Itemset Mining

downloads

latest release supported python versions package status license

travis build status docs build status coverage status

Implements itemset mining algorithms.

Algorithms

High-utility itemset mining (HUIM)

HUIM generalizes the problem of frequent itemset mining (FIM) by considering item values and weights. A popular application of HUIM is to discover all sets of items purchased together by customers that yield a high profit for the retailer. In such a case, item values would show not just that a load of bread is in a basket, but how many there are; and weights would include the profit from a loaf of bread.

More technically, HUIM requires transactions in the transactions “database” to have internal utilities (i.e. item values) associated with each item in each transaction and a “database” of external utilities for each item (i.e. weights).

Algorithm

Class

How to Cite

Two-Phase*

itemset_mining.two_phase_huim.TwoPhase

Link

  • Includes max length support

Roadmap (high to low priority):

  • Address low-correlation HUIs with one of bond, all-confidence, or affinity. Itemsets that are high utility, but where the items aren’t correlated can be misleading for making marketing decisions. E.g. if an itemset of a TV and a pen is a HUI, it’s likely just because the TV is expensive, not because it’s an interesting pattern.

  • Add *average* utility measure support, for easier, more intuitive minutil

  • Support discount strategies via a discount strategy table and upgraded external utilities table.

  • Add top-k HUI support.

  • Support identifying periodic high utility itemsets. This allows detection of purchase patterns among high-utility itemsets to allow cross-promotions to customers who buy sets of items periodically.

  • Support items’ on-shelf time. Ignmoring on-shelf time will biat toward items that have more shelf time, since they have more chance to generate higher utility.

  • Allow incremental transaction updates without rerunning everything.

  • Support concise HUI itemsets, specifically closed form.
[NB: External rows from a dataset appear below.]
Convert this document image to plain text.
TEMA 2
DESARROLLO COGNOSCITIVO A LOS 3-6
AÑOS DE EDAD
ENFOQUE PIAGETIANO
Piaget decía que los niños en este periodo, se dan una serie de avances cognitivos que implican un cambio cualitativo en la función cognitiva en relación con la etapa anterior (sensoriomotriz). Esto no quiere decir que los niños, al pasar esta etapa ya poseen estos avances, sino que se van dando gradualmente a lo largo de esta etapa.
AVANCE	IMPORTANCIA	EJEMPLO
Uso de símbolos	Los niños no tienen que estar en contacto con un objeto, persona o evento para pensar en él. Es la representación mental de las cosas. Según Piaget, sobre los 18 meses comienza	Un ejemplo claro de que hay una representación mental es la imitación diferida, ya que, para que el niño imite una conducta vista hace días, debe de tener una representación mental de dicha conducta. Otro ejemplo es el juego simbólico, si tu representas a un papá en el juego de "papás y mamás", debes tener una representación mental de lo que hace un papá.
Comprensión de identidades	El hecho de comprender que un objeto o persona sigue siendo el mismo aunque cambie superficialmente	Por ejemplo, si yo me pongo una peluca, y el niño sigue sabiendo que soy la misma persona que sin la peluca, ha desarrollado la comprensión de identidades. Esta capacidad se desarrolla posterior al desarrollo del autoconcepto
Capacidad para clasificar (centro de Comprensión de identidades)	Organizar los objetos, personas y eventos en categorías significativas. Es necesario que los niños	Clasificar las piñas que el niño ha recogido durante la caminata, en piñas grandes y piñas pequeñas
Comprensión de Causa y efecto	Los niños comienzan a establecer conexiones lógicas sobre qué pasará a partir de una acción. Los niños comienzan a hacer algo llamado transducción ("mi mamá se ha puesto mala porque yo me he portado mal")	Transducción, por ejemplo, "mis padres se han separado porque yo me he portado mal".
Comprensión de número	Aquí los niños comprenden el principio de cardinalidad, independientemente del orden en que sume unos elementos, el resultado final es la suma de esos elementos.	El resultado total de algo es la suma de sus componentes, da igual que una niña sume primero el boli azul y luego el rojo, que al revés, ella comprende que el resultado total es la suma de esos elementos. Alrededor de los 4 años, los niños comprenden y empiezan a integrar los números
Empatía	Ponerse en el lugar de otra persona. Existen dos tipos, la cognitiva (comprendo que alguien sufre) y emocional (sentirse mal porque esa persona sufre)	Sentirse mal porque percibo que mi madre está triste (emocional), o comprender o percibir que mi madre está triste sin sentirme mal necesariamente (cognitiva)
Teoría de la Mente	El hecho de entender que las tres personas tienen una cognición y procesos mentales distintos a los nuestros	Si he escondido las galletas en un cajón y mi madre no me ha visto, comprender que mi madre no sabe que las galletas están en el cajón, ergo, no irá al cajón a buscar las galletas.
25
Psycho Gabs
This allows the algorithm to be more efficient, only showing longer itemsets, which may be the most interesting ones (correlation issues aside).

Installation:

pip install itemset-mining

Example:

>>> from operator import attrgetter
>>> from itemset_mining.two_phase_huim import TwoPhase
>>> transactions = [
...     [("Coke 12oz", 6), ("Chips", 2), ("Dip", 1)],
...     [("Coke 12oz", 1)],
...     [("Coke 12oz", 2), ("Chips", 1), ("Filet Mignon 1lb", 1)],
...     [("Chips", 1)],
...     [("Chips", 2)],
...     [("Coke 12oz", 6), ("Chips", 1)]
... ]
>>> # ARP for each item
>>> external_utilities = {
...     "Coke 12oz": 1.29,
...     "Chips": 2.99,
...     "Dip": 3.49,
...     "Filet Mignon 1lb": 22.99
... }
>>> # Minimum dollar value generated by an itemset we care about across all transactions
>>> minutil = 20.00

>>> hui = TwoPhase(transactions, external_utilities, minutil)
>>> result = hui.get_hui()
>>> sorted(result, key=attrgetter('itemset_utility'), reverse=True)
... 
[HUIRecord(items=('Chips', 'Coke 12oz'), itemset_utility=30.02),
 HUIRecord(items=('Chips', 'Coke 12oz', 'Filet Mignon 1lb'), itemset_utility=28.56),
 HUIRecord(items=('Chips', 'Filet Mignon 1lb'), itemset_utility=25.979999999999997),
 HUIRecord(items=('Coke 12oz', 'Filet Mignon 1lb'), itemset_utility=25.57),
 HUIRecord(items=('Filet Mignon 1lb',), itemset_utility=22.99),
 HUIRecord(items=('Chips',), itemset_utility=20.93)]

Changelog

[0.2.2] - 2022-04-23

Changed

  • Deduplicate HUIRecords in results when itemset length >= 3

[0.2.1] - 2020-10-13

Changed

  • Hotfix missing VERSION file preventing library import

[0.2.0] - 2020-08-02

Added

  • Support for generator transaction inputs to Two-Phase HUIM algorithm Changed

  • Fix examples to pass doctest

[0.1.0] - 2020-07-23

Added

  • Added Two-Phase HUIM algorithm

Installation

pip install itemset-mining

Note that the latest version of the library will only work toward being compatible with newer version of Python. This is to reduce the technical debt of maintaining the project and Python itself. The support policty will roughly follow Numpy’s community version support recommendation in NEP 29. See the table below for officially supported versions:

Bulwark

Python

0.1.0

>=3.6

API

itemset_mining.two_phase_huim

How to Contribute

First off, thank you for considering contributing! It’s thanks to people like you that we continue to have a high-quality, updated and documented tool.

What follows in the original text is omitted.